Now with two consecutive finals under his belt, Thorn’s perseverance has paid off. Just like his playing days, he wasn’t going to give up.
“It hasn’t been all roses for Thorny,” Williams said. “He’s had a really tough few years. He stuck in there. He’s started to turn the tide and come good.
“For him to achieve what he’s achieved, he’s had to have had that determination. When he came across to rugby they were looking at playing him as a No.6 or a No.8. He understood that the way he played the game wasn’t going to suit that style, so he worked out that lock was his position.
“He understood he’d have to do things a little bit different as a coach and he’s done that because the Reds wouldn’t be here right now if he didn’t. He wouldn’t be saying everyone has to squat this or bench that.
“Last year they lost the final which would have been tough for them but I’m sure he wants to go one step further.”
Williams pauses when asked who he thinks will be crowned champions. It’s 50-50, he says.
“It’s going to be a close one bro,” Williams says. “Even though the Reds have pipped them in the last two games, for 95 per cent of the games the Brumbies were winning.

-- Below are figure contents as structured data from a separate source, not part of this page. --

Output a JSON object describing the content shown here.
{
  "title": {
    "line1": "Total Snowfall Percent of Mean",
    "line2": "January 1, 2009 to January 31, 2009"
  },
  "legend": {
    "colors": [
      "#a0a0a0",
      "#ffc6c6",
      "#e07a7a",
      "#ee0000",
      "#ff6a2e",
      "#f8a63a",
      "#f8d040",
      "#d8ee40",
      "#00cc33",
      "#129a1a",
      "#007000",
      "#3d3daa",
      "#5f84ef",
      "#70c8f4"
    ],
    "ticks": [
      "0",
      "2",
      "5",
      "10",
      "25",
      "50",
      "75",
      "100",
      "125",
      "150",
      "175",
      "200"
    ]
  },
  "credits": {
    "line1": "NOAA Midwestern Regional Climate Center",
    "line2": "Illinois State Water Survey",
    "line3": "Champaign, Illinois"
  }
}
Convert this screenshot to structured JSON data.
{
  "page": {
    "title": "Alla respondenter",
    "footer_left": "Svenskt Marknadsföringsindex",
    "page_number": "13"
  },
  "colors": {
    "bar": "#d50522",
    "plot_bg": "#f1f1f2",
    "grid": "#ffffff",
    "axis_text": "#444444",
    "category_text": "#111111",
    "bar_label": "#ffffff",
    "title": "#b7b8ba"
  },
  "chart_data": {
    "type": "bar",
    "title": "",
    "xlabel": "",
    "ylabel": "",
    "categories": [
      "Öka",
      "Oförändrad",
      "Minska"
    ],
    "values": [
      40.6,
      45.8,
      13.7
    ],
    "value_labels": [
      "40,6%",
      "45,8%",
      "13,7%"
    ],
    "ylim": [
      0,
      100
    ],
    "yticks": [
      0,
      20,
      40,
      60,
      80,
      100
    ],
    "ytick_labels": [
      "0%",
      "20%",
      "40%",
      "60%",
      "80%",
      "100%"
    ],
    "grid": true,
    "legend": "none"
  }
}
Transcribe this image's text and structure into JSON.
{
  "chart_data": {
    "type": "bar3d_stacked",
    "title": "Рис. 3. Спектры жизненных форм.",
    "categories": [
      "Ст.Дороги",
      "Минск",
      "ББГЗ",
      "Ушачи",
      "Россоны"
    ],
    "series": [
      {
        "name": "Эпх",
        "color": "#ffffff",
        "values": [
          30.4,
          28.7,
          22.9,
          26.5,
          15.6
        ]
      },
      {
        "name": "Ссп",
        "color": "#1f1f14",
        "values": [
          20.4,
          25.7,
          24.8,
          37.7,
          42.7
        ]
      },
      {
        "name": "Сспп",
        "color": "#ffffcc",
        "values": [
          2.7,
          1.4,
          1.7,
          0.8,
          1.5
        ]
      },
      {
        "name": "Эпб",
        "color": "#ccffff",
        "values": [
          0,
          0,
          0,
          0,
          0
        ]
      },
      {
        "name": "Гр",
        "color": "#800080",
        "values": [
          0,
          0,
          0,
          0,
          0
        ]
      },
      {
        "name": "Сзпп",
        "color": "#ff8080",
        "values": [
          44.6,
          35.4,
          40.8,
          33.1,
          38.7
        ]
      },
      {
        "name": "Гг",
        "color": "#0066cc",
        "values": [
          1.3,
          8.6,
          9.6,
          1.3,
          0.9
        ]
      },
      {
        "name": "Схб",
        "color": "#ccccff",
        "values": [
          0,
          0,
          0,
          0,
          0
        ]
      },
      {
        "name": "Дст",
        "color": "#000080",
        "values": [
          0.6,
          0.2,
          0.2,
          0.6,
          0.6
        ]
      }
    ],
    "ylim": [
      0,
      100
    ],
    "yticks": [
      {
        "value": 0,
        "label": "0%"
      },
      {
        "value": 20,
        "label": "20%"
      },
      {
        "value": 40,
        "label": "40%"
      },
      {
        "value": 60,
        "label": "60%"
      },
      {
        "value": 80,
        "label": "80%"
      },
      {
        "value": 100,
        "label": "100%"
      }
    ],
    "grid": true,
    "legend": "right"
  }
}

“Man, even if I really wanted to tip someone, I think you’d flip a coin. It’ll make for an interesting final.
“I’m just really excited to be sideline in that atmosphere. There’s nothing quite like a sold out Suncorp Stadium when all the fans are pretty much on top of you.”
There might even be a handshake or a hug between two of the greatest cross-code players of their generation if the Reds can sneak a win in front of 40,000 passionate Queenslanders, all behind one of their favourite sons.